Kim San kembali berkata, “Hanya uang yang kupercaya. Uang tidak pernah menghinatiku. Bukan polisi atau hakim yang menghakimi. Tapi, uanglah yang menjadi hakim di dunia ini. Uanglah yang menjadikan manusia itu baik atau buruk. Hanya uang. Uanglah yang menentukan derajat manusia menjadi baik atau buruk. Uanglah yang bisa menentukan nasib seseorang.”
Ae Ri mendekatiku dan memeluknya.
                “Setelah, sekian lama, kau masih tetap tak percaya padaku. Meski, aku menyerahkan semua yang aku miliki. Kau masih tetap tak percaya padaku. Kau berubah menjadi pria yang jahat dan kejam demi balas dendam.” katanya dengan nada perlahan.
Air mata mengalir dari matanya.  Tapi, hati San tetap saja dingin dan tidak memberikan respon apapun. Hatinya sudah mati. Kim San tak percaya pada siapapun, atas dasar apapun. “Berat sekali semua cobaan yang kau terima. Sampai, membuatmu menjadi manusia yang seperti ini. Manusia yang berdarah dingin dan tak segan melakukan apapun demi mendapatkan apa yang kau inginkan. .....”
                Kim San tidak memegang balik lengannya.
                Dia hanya berkata, “Ya. Kehidupan telah merenggut segalanya milikku. Menyebabkan, aku menjadi manusia berdarah dingin. Dendamku pada ibu tiriku, berubah menjadi nafsu yang merubahku menjadi iblis. Nafsu itulah yang mendorongku untuk melakukan semua kejahatan, membuatku tak segan melakukan apapun demi mendapatkan yang kuinginkan. Termasuk membunuhmu jika kau berani menghalangiku...”

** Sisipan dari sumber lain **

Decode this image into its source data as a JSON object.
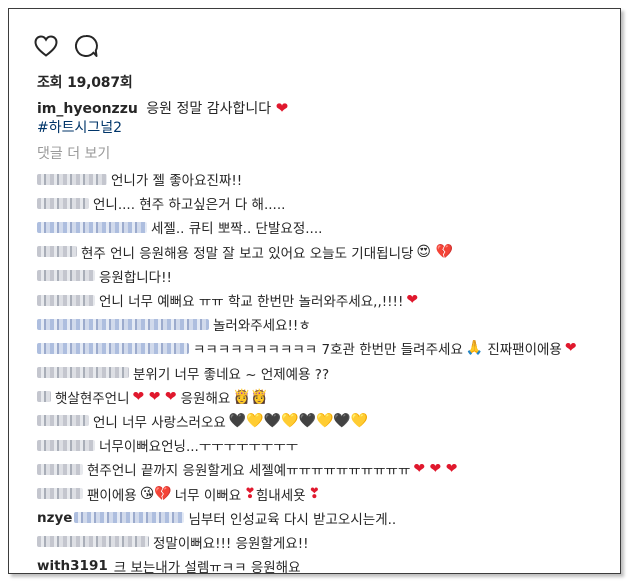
{
  "actions": {
    "like": "heart-outline-icon",
    "comment": "comment-bubble-icon"
  },
  "views": {
    "label": "조회",
    "count": "19,087회"
  },
  "caption": {
    "user": "im_hyeonzzu",
    "text": "응원 정말 감사합니다",
    "emoji": "❤",
    "hashtag": "#하트시그널2"
  },
  "more_comments": "댓글 더 보기",
  "comments": [
    {
      "text": "언니가 젤 좋아요진짜!!"
    },
    {
      "text": "언니.... 현주 하고싶은거 다 해....."
    },
    {
      "text": "세젤.. 큐티 뽀짝.. 단발요정...."
    },
    {
      "text": "현주 언니 응원해용 정말 잘 보고 있어요 오늘도 기대됩니당",
      "emoji": "😍 💔"
    },
    {
      "text": "응원합니다!!"
    },
    {
      "text": "언니 너무 예뻐요 ㅠㅠ 학교 한번만 놀러와주세요,,!!!!",
      "emoji": "❤"
    },
    {
      "text": "놀러와주세요!!ㅎ"
    },
    {
      "text": "ㅋㅋㅋㅋㅋㅋㅋㅋㅋㅋ 7호관 한번만 들려주세요",
      "emoji": "🙏",
      "text2": "진짜팬이에용",
      "emoji2": "❤"
    },
    {
      "text": "분위기 너무 좋네요 ~ 언제예용 ??"
    },
    {
      "text": "햇살현주언니",
      "emoji": "❤ ❤ ❤",
      "text2": "응원해요",
      "emoji2": "👸👸"
    },
    {
      "text": "언니 너무 사랑스러오요",
      "emoji": "🖤💛🖤💛🖤💛🖤💛"
    },
    {
      "text": "너무이뻐요언닝...ㅜㅜㅜㅜㅜㅜㅜㅜ"
    },
    {
      "text": "현주언니 끝까지 응원할게요 세젤예ㅠㅠㅠㅠㅠㅠㅠㅠㅠㅠ",
      "emoji": "❤ ❤ ❤"
    },
    {
      "text": "팬이에용",
      "emoji": "😘💔",
      "text2": "너무 이뻐요",
      "emoji2": "❣",
      "text3": "힘내세욧",
      "emoji3": "❣"
    },
    {
      "user": "nzye",
      "text": "님부터 인성교육 다시 받고오시는게.."
    },
    {
      "text": "정말이뻐요!!! 응원할게요!!"
    },
    {
      "user": "with3191",
      "text": "크 보는내가 설렘ㅠㅋㅋ 응원해요"
    }
  ]
}
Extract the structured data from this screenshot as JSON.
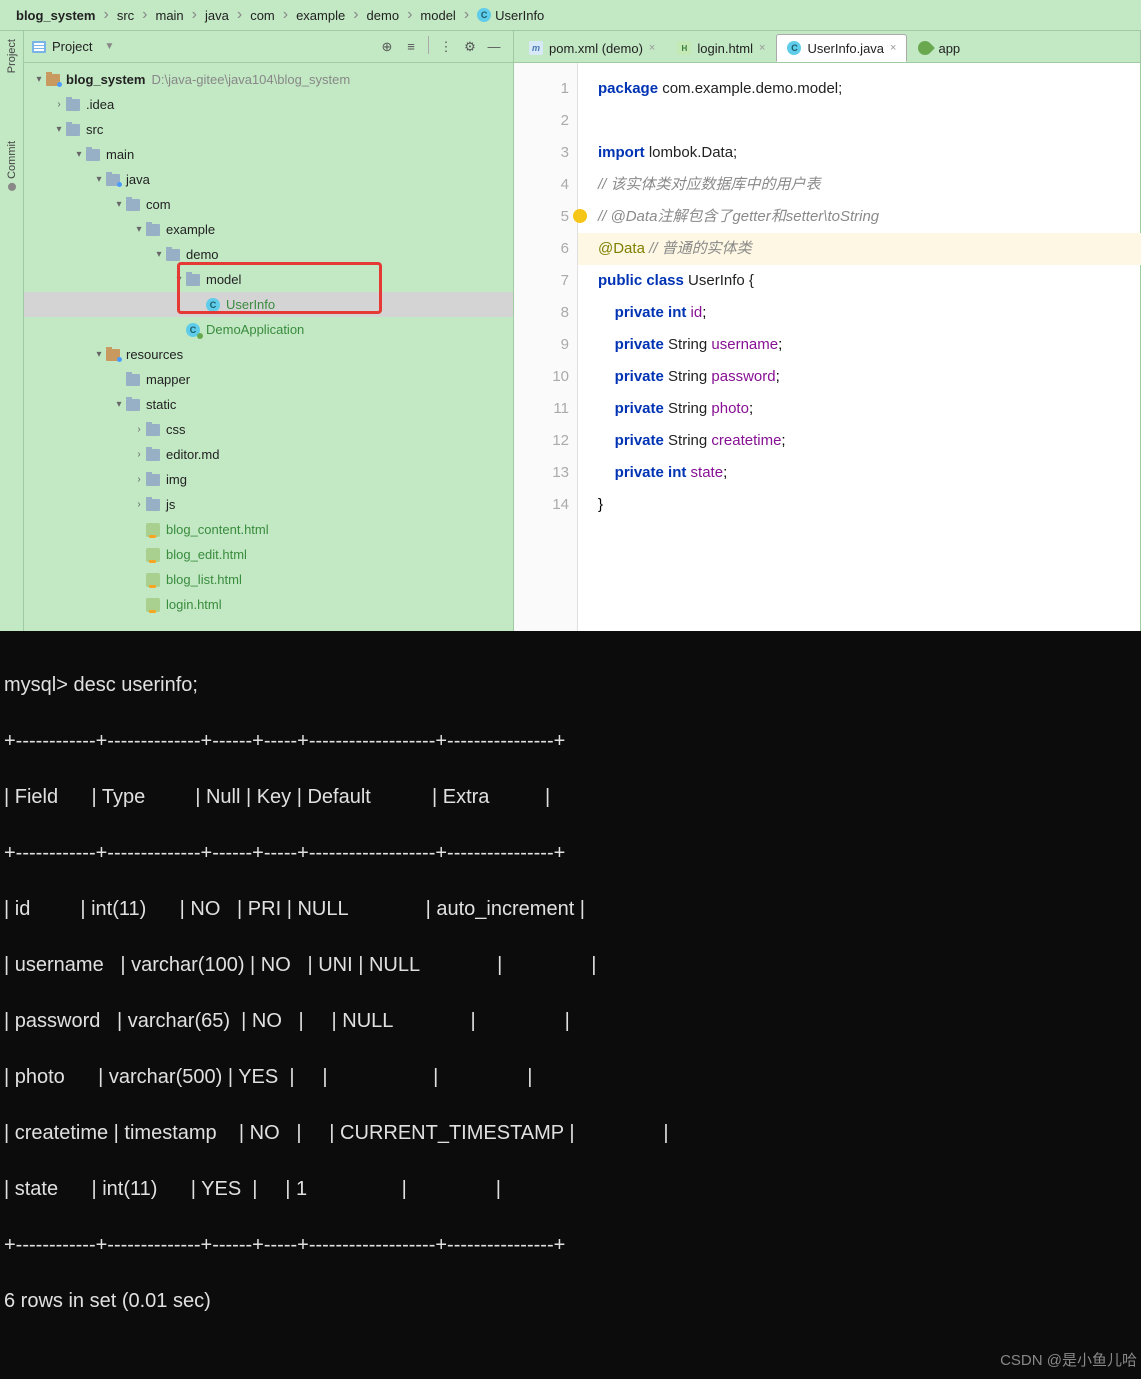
{
  "breadcrumb": [
    "blog_system",
    "src",
    "main",
    "java",
    "com",
    "example",
    "demo",
    "model"
  ],
  "breadcrumb_file": "UserInfo",
  "project_header": {
    "label": "Project"
  },
  "side_tabs": {
    "project": "Project",
    "commit": "Commit"
  },
  "tree": {
    "root": {
      "name": "blog_system",
      "path": "D:\\java-gitee\\java104\\blog_system"
    },
    "idea": ".idea",
    "src": "src",
    "main": "main",
    "java": "java",
    "com": "com",
    "example": "example",
    "demo": "demo",
    "model": "model",
    "userinfo": "UserInfo",
    "demoapp": "DemoApplication",
    "resources": "resources",
    "mapper": "mapper",
    "static": "static",
    "css": "css",
    "editor": "editor.md",
    "img": "img",
    "js": "js",
    "blog_content": "blog_content.html",
    "blog_edit": "blog_edit.html",
    "blog_list": "blog_list.html",
    "login": "login.html"
  },
  "tabs": {
    "pom": "pom.xml (demo)",
    "login": "login.html",
    "userinfo": "UserInfo.java",
    "app": "app"
  },
  "code": {
    "l1_kw": "package",
    "l1_rest": " com.example.demo.model;",
    "l3_kw": "import",
    "l3_rest": " lombok.Data;",
    "l4": "// 该实体类对应数据库中的用户表",
    "l5": "// @Data注解包含了getter和setter\\toString",
    "l6_ann": "@Data",
    "l6_cmt": " // 普通的实体类",
    "l7_a": "public class ",
    "l7_b": "UserInfo {",
    "l8_a": "    private int ",
    "l8_b": "id",
    "l8_c": ";",
    "l9_a": "    private ",
    "l9_t": "String ",
    "l9_f": "username",
    "l9_c": ";",
    "l10_a": "    private ",
    "l10_t": "String ",
    "l10_f": "password",
    "l10_c": ";",
    "l11_a": "    private ",
    "l11_t": "String ",
    "l11_f": "photo",
    "l11_c": ";",
    "l12_a": "    private ",
    "l12_t": "String ",
    "l12_f": "createtime",
    "l12_c": ";",
    "l13_a": "    private int ",
    "l13_f": "state",
    "l13_c": ";",
    "l14": "}"
  },
  "terminal": {
    "prompt": "mysql> desc userinfo;",
    "header": "| Field      | Type         | Null | Key | Default           | Extra          |",
    "sep": "+------------+--------------+------+-----+-------------------+----------------+",
    "r1": "| id         | int(11)      | NO   | PRI | NULL              | auto_increment |",
    "r2": "| username   | varchar(100) | NO   | UNI | NULL              |                |",
    "r3": "| password   | varchar(65)  | NO   |     | NULL              |                |",
    "r4": "| photo      | varchar(500) | YES  |     |                   |                |",
    "r5": "| createtime | timestamp    | NO   |     | CURRENT_TIMESTAMP |                |",
    "r6": "| state      | int(11)      | YES  |     | 1                 |                |",
    "footer": "6 rows in set (0.01 sec)",
    "watermark": "CSDN @是小鱼儿哈"
  }
}
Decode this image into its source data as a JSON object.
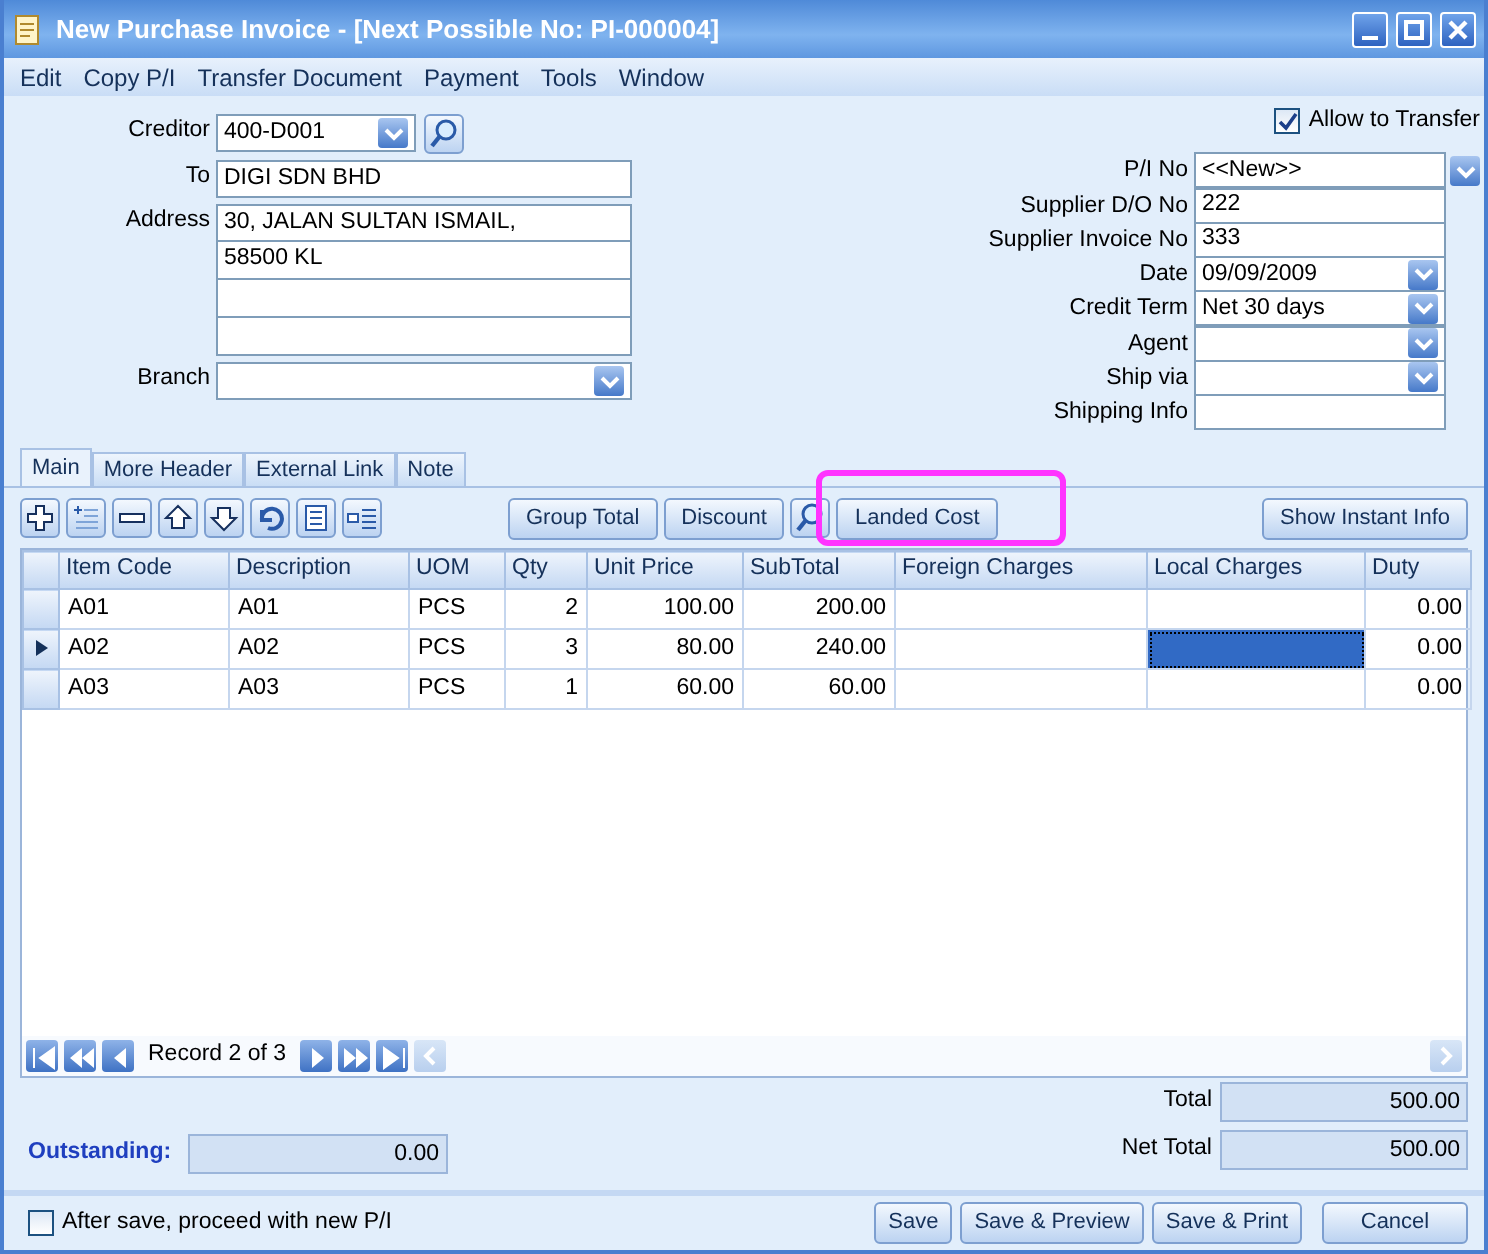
{
  "window": {
    "title": "New Purchase Invoice - [Next Possible No: PI-000004]"
  },
  "menu": [
    "Edit",
    "Copy P/I",
    "Transfer Document",
    "Payment",
    "Tools",
    "Window"
  ],
  "header_left": {
    "creditor": {
      "label": "Creditor",
      "value": "400-D001"
    },
    "to": {
      "label": "To",
      "value": "DIGI SDN BHD"
    },
    "address": {
      "label": "Address",
      "lines": [
        "30, JALAN SULTAN ISMAIL,",
        "58500 KL"
      ]
    },
    "branch": {
      "label": "Branch"
    }
  },
  "allow_to_transfer": {
    "label": "Allow to Transfer",
    "checked": true
  },
  "header_right": [
    {
      "label": "P/I No",
      "value": "<<New>>",
      "kind": "detached"
    },
    {
      "label": "Supplier D/O No",
      "value": "222",
      "kind": "text"
    },
    {
      "label": "Supplier Invoice No",
      "value": "333",
      "kind": "text"
    },
    {
      "label": "Date",
      "value": "09/09/2009",
      "kind": "dropdown"
    },
    {
      "label": "Credit Term",
      "value": "Net 30 days",
      "kind": "dropdown"
    },
    {
      "label": "Agent",
      "kind": "dropdown"
    },
    {
      "label": "Ship via",
      "kind": "dropdown"
    },
    {
      "label": "Shipping Info",
      "kind": "text"
    }
  ],
  "tabs": [
    {
      "label": "Main",
      "selected": true
    },
    {
      "label": "More Header",
      "selected": false
    },
    {
      "label": "External Link",
      "selected": false
    },
    {
      "label": "Note",
      "selected": false
    }
  ],
  "toolbar_buttons": [
    {
      "label": "Group Total",
      "highlighted": false
    },
    {
      "label": "Discount",
      "highlighted": false
    },
    {
      "label": "Landed Cost",
      "highlighted": true
    }
  ],
  "instant_info_button": "Show Instant Info",
  "grid": {
    "columns": [
      {
        "label": "Item Code",
        "focused": false
      },
      {
        "label": "Description",
        "focused": false
      },
      {
        "label": "UOM",
        "focused": false
      },
      {
        "label": "Qty",
        "focused": false
      },
      {
        "label": "Unit Price",
        "focused": false
      },
      {
        "label": "SubTotal",
        "focused": false
      },
      {
        "label": "Foreign Charges",
        "focused": false
      },
      {
        "label": "Local Charges",
        "focused": true
      },
      {
        "label": "Duty",
        "focused": false
      }
    ],
    "rows": [
      {
        "selected": false,
        "cells": [
          "A01",
          "A01",
          "PCS",
          "2",
          "100.00",
          "200.00",
          "",
          "",
          "0.00"
        ]
      },
      {
        "selected": true,
        "cells": [
          "A02",
          "A02",
          "PCS",
          "3",
          "80.00",
          "240.00",
          "",
          "",
          "0.00"
        ]
      },
      {
        "selected": false,
        "cells": [
          "A03",
          "A03",
          "PCS",
          "1",
          "60.00",
          "60.00",
          "",
          "",
          "0.00"
        ]
      }
    ]
  },
  "navigator": {
    "record": "Record 2 of 3"
  },
  "outstanding": {
    "label": "Outstanding:",
    "value": "0.00"
  },
  "totals": [
    {
      "label": "Total",
      "value": "500.00"
    },
    {
      "label": "Net Total",
      "value": "500.00"
    }
  ],
  "proceed_new": {
    "label": "After save, proceed with new P/I",
    "checked": false
  },
  "buttons": [
    "Save",
    "Save & Preview",
    "Save & Print",
    "Cancel"
  ]
}
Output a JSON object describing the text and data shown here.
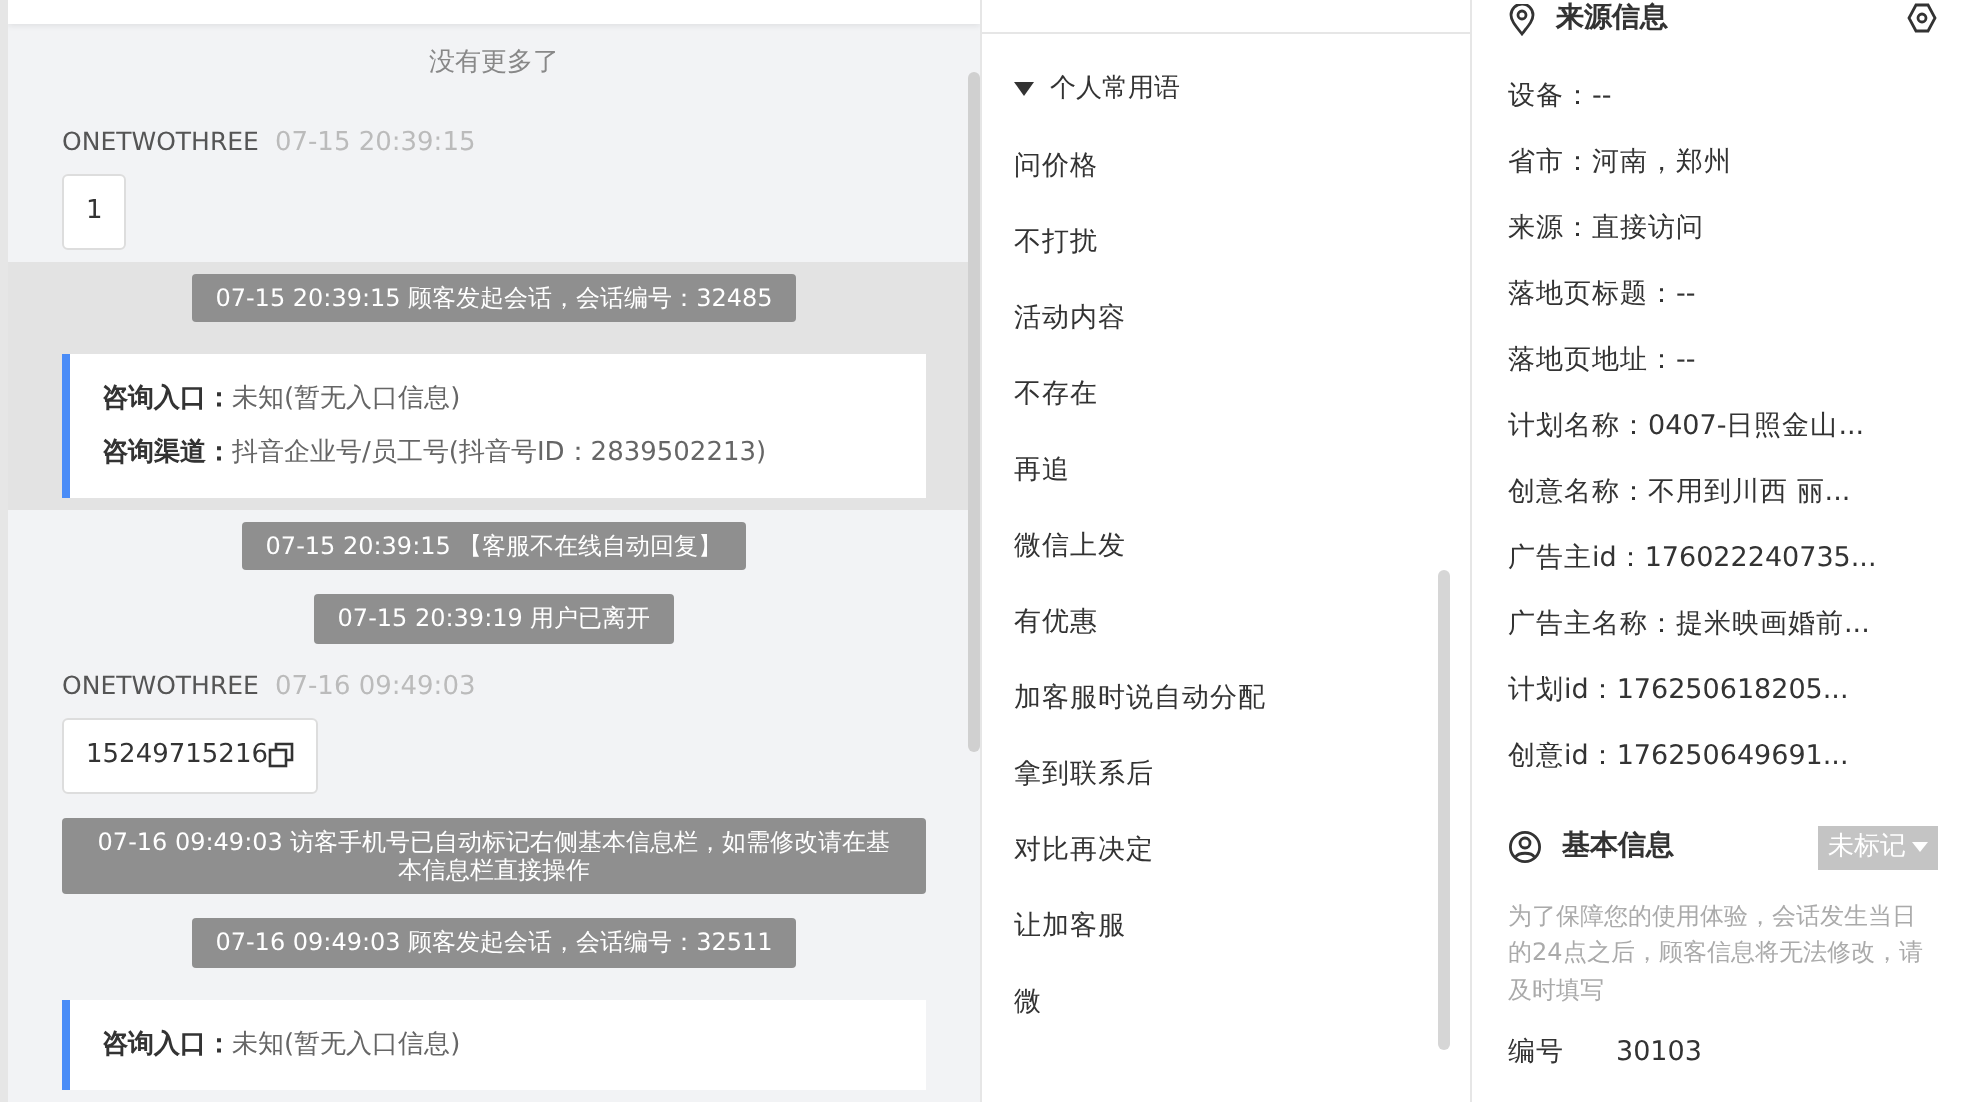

[1] Pulau Jeju adalah pulau wisata paling terkenal di Korea, bahkan orang Korea menyebut dengan istilah “Pulau Bali“-nya Korea. Di Pulau tersebut terdapat Gunung Halla, yaitu gunung tertinggi di Korea Selatan. Pulau Jeju merupakan wilayah yang paling hangat dan pada musim dingin sangat jarang turun salju, sehingga tanaman-tanaman yang biasanya tumbuh di daerah subtropis bisa bertahan hidup.